[Vwdiesel] Fwd: mileage

Erik Lane eriklane at gmail.com
Sun Nov 29 21:25:56 PST 2009

oops. I sent this to just James on accident.

On Sun, Nov 29, 2009 at 7:42 PM, James Hansen <jhsg at sasktel.net> wrote:
>> My statement of it being pure kinetic is just because it's relatively
>> easy to lock up all the brakes and that is more of fair comparison
>> between the different vehicles. It's just a simpler way to test them,
>> is all.
> Except that is difficult to attain on a fully loaded semi.  In practical
> tests (collision avoidance) we have killed 2 tires, and spun 2 rims on the
> older trailer with the clamp on style rims.   I have NEVER seen a car able
> to break the bead loose from brake application, even on race applications
> where there is much more brake and traction.

That's not something that ever occurred to me. I've never seen it
happen, or even heard of it. That would make it a little hard to apply
full braking force... :)

> Wheel hop on a semi occurs because of loading of the suspension during brake
> application while the wheel is still turning but breaking.  When the tire
> eventually loses traction, the suspension unloads, driving the wheel forward
> and down.  It achieves a harmonic frequency almost immediately.  It's nearly
> identical to braking wheel hop in a car, but far more dramatic.

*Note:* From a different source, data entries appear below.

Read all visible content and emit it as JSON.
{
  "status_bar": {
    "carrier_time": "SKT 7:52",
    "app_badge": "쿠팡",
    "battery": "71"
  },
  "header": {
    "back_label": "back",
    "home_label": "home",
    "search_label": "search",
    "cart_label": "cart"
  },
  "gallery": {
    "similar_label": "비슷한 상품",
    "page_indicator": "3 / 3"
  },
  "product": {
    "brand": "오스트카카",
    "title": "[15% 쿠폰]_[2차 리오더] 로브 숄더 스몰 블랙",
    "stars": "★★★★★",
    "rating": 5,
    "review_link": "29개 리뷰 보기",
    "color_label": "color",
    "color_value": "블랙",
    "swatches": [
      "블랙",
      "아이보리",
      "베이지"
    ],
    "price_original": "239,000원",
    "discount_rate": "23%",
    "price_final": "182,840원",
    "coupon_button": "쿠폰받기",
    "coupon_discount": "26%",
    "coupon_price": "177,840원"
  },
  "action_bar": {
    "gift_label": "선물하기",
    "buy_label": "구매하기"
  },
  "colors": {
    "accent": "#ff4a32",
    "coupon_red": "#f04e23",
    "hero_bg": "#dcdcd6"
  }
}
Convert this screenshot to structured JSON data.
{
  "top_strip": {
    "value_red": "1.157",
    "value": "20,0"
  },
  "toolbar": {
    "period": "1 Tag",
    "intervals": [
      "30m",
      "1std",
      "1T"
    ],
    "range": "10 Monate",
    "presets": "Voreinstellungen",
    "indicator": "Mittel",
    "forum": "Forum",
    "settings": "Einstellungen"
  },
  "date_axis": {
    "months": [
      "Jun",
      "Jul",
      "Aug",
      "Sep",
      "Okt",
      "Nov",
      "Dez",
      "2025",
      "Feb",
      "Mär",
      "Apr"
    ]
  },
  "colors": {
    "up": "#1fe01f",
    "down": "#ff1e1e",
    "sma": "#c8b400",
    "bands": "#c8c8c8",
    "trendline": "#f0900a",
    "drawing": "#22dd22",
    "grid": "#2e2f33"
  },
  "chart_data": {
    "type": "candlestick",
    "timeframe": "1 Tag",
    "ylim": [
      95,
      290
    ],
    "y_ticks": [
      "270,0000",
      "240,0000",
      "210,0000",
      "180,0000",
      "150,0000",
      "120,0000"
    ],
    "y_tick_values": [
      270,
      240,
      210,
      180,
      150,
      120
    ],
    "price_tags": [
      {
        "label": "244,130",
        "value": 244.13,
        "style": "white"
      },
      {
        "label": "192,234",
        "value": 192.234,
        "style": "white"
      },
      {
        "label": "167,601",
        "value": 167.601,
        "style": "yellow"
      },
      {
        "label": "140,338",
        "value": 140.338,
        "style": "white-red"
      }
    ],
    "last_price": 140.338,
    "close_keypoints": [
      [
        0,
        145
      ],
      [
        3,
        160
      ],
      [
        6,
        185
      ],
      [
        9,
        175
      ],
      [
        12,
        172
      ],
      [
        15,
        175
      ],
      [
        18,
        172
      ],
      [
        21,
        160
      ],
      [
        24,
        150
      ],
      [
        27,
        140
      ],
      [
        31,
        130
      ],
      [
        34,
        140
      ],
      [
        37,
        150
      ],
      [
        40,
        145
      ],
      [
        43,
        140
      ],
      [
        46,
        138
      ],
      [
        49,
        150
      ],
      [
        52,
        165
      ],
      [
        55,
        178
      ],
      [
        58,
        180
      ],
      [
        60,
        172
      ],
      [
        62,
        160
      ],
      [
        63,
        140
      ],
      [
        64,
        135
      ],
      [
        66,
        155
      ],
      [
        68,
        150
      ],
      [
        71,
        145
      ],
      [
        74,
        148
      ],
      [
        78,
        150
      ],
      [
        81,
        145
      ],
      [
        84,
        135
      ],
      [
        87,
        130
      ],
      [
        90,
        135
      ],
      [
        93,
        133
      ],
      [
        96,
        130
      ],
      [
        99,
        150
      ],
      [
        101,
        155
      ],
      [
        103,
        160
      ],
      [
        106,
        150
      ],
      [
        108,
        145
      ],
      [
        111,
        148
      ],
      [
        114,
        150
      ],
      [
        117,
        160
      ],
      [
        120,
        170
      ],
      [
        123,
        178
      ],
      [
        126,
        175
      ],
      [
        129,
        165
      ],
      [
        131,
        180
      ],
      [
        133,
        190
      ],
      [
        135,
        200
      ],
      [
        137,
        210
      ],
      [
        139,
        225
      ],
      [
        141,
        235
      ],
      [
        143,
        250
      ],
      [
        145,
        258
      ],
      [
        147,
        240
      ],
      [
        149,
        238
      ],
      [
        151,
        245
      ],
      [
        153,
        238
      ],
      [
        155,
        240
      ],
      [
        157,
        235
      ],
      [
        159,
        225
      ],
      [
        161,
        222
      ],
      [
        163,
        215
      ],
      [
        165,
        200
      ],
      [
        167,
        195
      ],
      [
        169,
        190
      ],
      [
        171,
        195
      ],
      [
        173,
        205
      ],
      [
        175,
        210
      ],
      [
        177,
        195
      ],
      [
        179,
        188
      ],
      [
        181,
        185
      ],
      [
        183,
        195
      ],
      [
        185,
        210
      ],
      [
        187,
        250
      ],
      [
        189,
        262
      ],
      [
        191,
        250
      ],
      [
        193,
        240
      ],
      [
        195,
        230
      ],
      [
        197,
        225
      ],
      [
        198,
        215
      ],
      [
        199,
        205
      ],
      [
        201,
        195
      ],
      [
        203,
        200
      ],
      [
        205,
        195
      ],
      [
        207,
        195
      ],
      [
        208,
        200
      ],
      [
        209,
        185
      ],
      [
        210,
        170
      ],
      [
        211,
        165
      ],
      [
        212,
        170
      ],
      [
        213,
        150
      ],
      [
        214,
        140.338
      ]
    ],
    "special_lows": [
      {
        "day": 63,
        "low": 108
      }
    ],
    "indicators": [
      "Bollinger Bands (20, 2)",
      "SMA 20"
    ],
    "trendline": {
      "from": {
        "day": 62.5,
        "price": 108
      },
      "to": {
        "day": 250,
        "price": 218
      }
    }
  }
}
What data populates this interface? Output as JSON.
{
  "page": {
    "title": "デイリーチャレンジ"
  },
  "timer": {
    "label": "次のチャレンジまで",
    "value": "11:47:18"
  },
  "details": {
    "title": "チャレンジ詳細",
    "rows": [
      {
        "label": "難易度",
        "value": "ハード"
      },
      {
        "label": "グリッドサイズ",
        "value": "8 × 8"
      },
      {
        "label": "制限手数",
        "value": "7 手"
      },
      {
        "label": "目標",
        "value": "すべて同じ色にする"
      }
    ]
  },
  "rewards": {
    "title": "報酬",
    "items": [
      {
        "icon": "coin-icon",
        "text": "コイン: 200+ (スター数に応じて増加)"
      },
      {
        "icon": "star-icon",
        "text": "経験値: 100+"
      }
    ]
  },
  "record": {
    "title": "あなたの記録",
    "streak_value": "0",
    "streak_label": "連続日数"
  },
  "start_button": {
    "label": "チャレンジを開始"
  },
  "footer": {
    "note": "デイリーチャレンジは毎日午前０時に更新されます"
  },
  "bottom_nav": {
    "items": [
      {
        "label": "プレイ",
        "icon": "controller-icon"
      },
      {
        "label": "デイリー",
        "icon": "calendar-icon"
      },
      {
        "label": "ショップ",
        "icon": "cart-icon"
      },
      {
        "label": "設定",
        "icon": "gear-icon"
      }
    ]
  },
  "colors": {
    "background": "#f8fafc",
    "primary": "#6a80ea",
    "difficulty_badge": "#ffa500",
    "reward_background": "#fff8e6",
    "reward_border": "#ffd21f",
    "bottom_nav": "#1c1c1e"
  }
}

Do you happen to know if the hopping changes the braking distance?
Yes, there are times when the wheels aren't even touching, but when
they are touching there is even more normal force than if the wheels
stay in constant contact with the pavement. I haven't tried hard, but
I was wondering how that changed things.

> I once watched a fully loaded concrete mix truck wheel hop the rear tires
> when an air line broke and the maxi's went on. (safety feature when there is
> air loss)  This is spring applied by a giant spring in the air brake pot.
> He spun some of the lead tandem tires, (they went flat after), and broke a
> control arm. I was behind him at a safe following distance.  I used all my
> brakes to not hit him.  It stopped fast, remarkably so. The hopping was so
> intense, it unloaded all the trinkets that a concrete truck carries, like
> hose, troughs, shovels, etc...

It is very interesting to hear that even with the hopping that the
truck stopped darned fast. Whether or not it's identical to the
braking distance, it at least helps that when the wheels are in
contact there is so much extra force from having to reverse the
momentum of the axle and whatever weight it is bearing.